The New Zealand AI forum has just released its new 2019 research report, Towards Our Intelligent Future – An AI Roadmap for New Zealand.
This report is the output of the AI Forum’s 2019 research programme and represents over nine months of collaborative work on parallel streams exploring AI adoption, policy and strategy in New Zealand and around the world. The research clearly highlights the value of AI for achieving New Zealand’s wellbeing, sustainability and economic goals. It also identifies specific opportunities in health, conservation and road safety as clear candidates for national AI investment, among many.
The AI forum has come into existence in just the past couple of years – a response to the fact that artificial intelligence is now appearing across a broad range of the things we encounter in our day to day lives (think Facebook and Google search), as well as many areas of industry and commerce. Its first report was published last year (2018) and since then AI technologies have continued to evolve and diffuse at an accelerated speed and scale – particularly in the private sector, with slow momentum on strategic national AI policy and investment. This report provides a roadmap for the future direction of AI in NZ, as well as a range of recommendations to enable the adoption of AI in New Zealand.
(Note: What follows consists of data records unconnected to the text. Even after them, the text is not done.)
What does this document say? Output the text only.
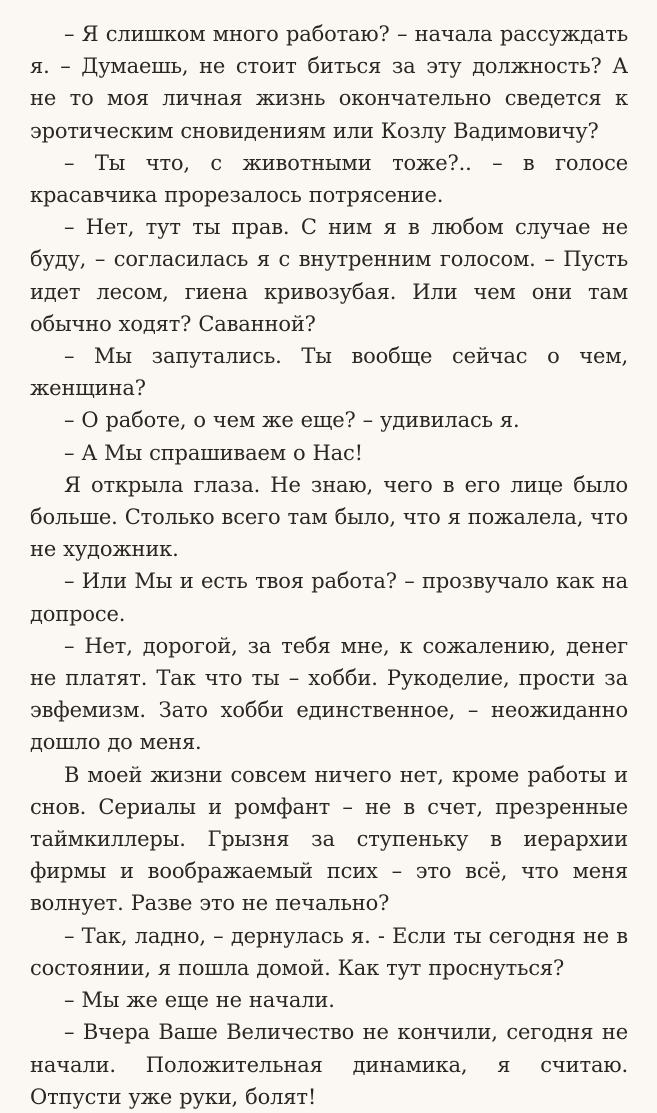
– Я слишком много работаю? – начала рассуждать я. – Думаешь, не стоит биться за эту должность? А не то моя личная жизнь окончательно сведется к эротическим сновидениям или Козлу Вадимовичу?

– Ты что, с животными тоже?.. – в голосе красавчика прорезалось потрясение.

– Нет, тут ты прав. С ним я в любом случае не буду, – согласилась я с внутренним голосом. – Пусть идет лесом, гиена кривозубая. Или чем они там обычно ходят? Саванной?

– Мы запутались. Ты вообще сейчас о чем, женщина?

– О работе, о чем же еще? – удивилась я.

– А Мы спрашиваем о Нас!

Я открыла глаза. Не знаю, чего в его лице было больше. Столько всего там было, что я пожалела, что не художник.

– Или Мы и есть твоя работа? – прозвучало как на допросе.

– Нет, дорогой, за тебя мне, к сожалению, денег не платят. Так что ты – хобби. Рукоделие, прости за эвфемизм. Зато хобби единственное, – неожиданно дошло до меня.

В моей жизни совсем ничего нет, кроме работы и снов. Сериалы и ромфант – не в счет, презренные таймкиллеры. Грызня за ступеньку в иерархии фирмы и воображаемый псих – это всё, что меня волнует. Разве это не печально?

– Так, ладно, – дернулась я. - Если ты сегодня не в состоянии, я пошла домой. Как тут проснуться?

– Мы же еще не начали.

– Вчера Ваше Величество не кончили, сегодня не начали. Положительная динамика, я считаю. Отпусти уже руки, болят!
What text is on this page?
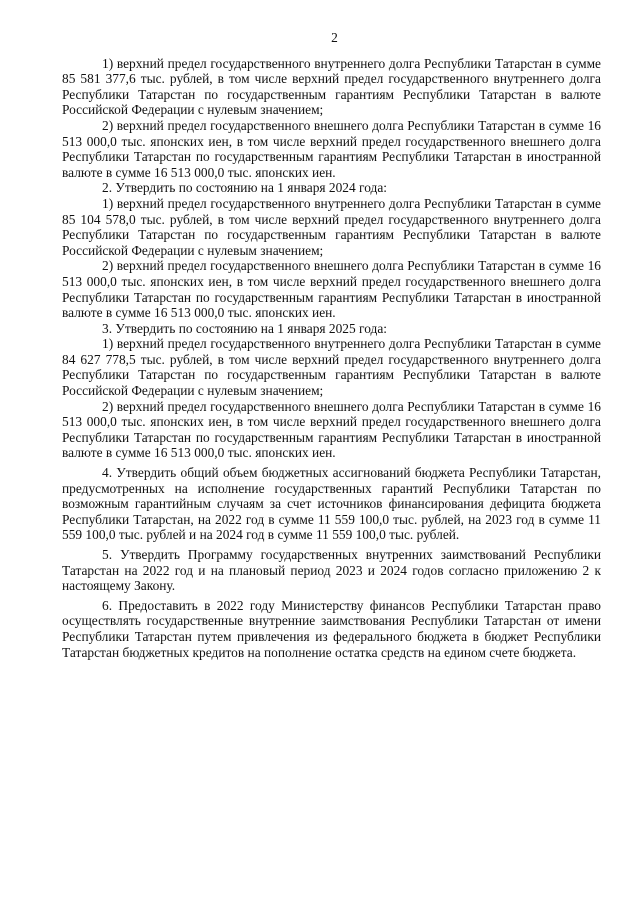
2

1) верхний предел государственного внутреннего долга Республики Татарстан в сумме 85 581 377,6 тыс. рублей, в том числе верхний предел государственного внутреннего долга Республики Татарстан по государственным гарантиям Республики Татарстан в валюте Российской Федерации с нулевым значением;

2) верхний предел государственного внешнего долга Республики Татарстан в сумме 16 513 000,0 тыс. японских иен, в том числе верхний предел государственного внешнего долга Республики Татарстан по государственным гарантиям Республики Татарстан в иностранной валюте в сумме 16 513 000,0 тыс. японских иен.

2. Утвердить по состоянию на 1 января 2024 года:

1) верхний предел государственного внутреннего долга Республики Татарстан в сумме 85 104 578,0 тыс. рублей, в том числе верхний предел государственного внутреннего долга Республики Татарстан по государственным гарантиям Республики Татарстан в валюте Российской Федерации с нулевым значением;

2) верхний предел государственного внешнего долга Республики Татарстан в сумме 16 513 000,0 тыс. японских иен, в том числе верхний предел государственного внешнего долга Республики Татарстан по государственным гарантиям Республики Татарстан в иностранной валюте в сумме 16 513 000,0 тыс. японских иен.

3. Утвердить по состоянию на 1 января 2025 года:

1) верхний предел государственного внутреннего долга Республики Татарстан в сумме 84 627 778,5 тыс. рублей, в том числе верхний предел государственного внутреннего долга Республики Татарстан по государственным гарантиям Республики Татарстан в валюте Российской Федерации с нулевым значением;

2) верхний предел государственного внешнего долга Республики Татарстан в сумме 16 513 000,0 тыс. японских иен, в том числе верхний предел государственного внешнего долга Республики Татарстан по государственным гарантиям Республики Татарстан в иностранной валюте в сумме 16 513 000,0 тыс. японских иен.

4. Утвердить общий объем бюджетных ассигнований бюджета Республики Татарстан, предусмотренных на исполнение государственных гарантий Республики Татарстан по возможным гарантийным случаям за счет источников финансирования дефицита бюджета Республики Татарстан, на 2022 год в сумме 11 559 100,0 тыс. рублей, на 2023 год в сумме 11 559 100,0 тыс. рублей и на 2024 год в сумме 11 559 100,0 тыс. рублей.

5. Утвердить Программу государственных внутренних заимствований Республики Татарстан на 2022 год и на плановый период 2023 и 2024 годов согласно приложению 2 к настоящему Закону.

6. Предоставить в 2022 году Министерству финансов Республики Татарстан право осуществлять государственные внутренние заимствования Республики Татарстан от имени Республики Татарстан путем привлечения из федерального бюджета в бюджет Республики Татарстан бюджетных кредитов на пополнение остатка средств на едином счете бюджета.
At 180 pages its a pretty extensive read, and more than I can usefully summarise here – but for anyone interested in becoming more informed about the impact and opportunities of AI in our modern world it’s definitely worth a read. There’s also an extensive set of references at the end of the report that could keep you reading in this field for some time 🙂
I found the table on page 158 of the report in the section on strategy, maturity and change of particular interest as I contemplate the impact of AI on the future world that our young people who are currently in our schools, kura and universities will come to live, work and play in. It’s this perspective that particularly interests me, as we need to consider this aspect of our changing global landscape as we design the curriculum and approaches to learning in our educational institutions – and outside them as well.

The contents of the AI Forum Report resonate with me as I have just been reading David Duncan’s “Talking to Robots” – a fascinating collection of 24 visions of possible human-robot futures grounded in real technologies and possibilities and inspired by our imagination.
In the book Duncan prompts us to think about what robot and AI systems are being built and imagined right now? What do they say about us, their creators? Will they usher in a fantastic new future, or destroy us? As AI and robots are closely aligned (some might say ‘integrated’) these questions apply to both.
For even as robots and A.I. intrigue us and in some cases make us anxious about the future, our fascination with robots has always been about more than the potential of the technology – it’s also about what robots tell us about being human.
As educators we have a responsibility to be ‘tuned in’ to this part of what the future holds and to be considering the implications of these views of the future in terms of our curriculum and classroom programme design.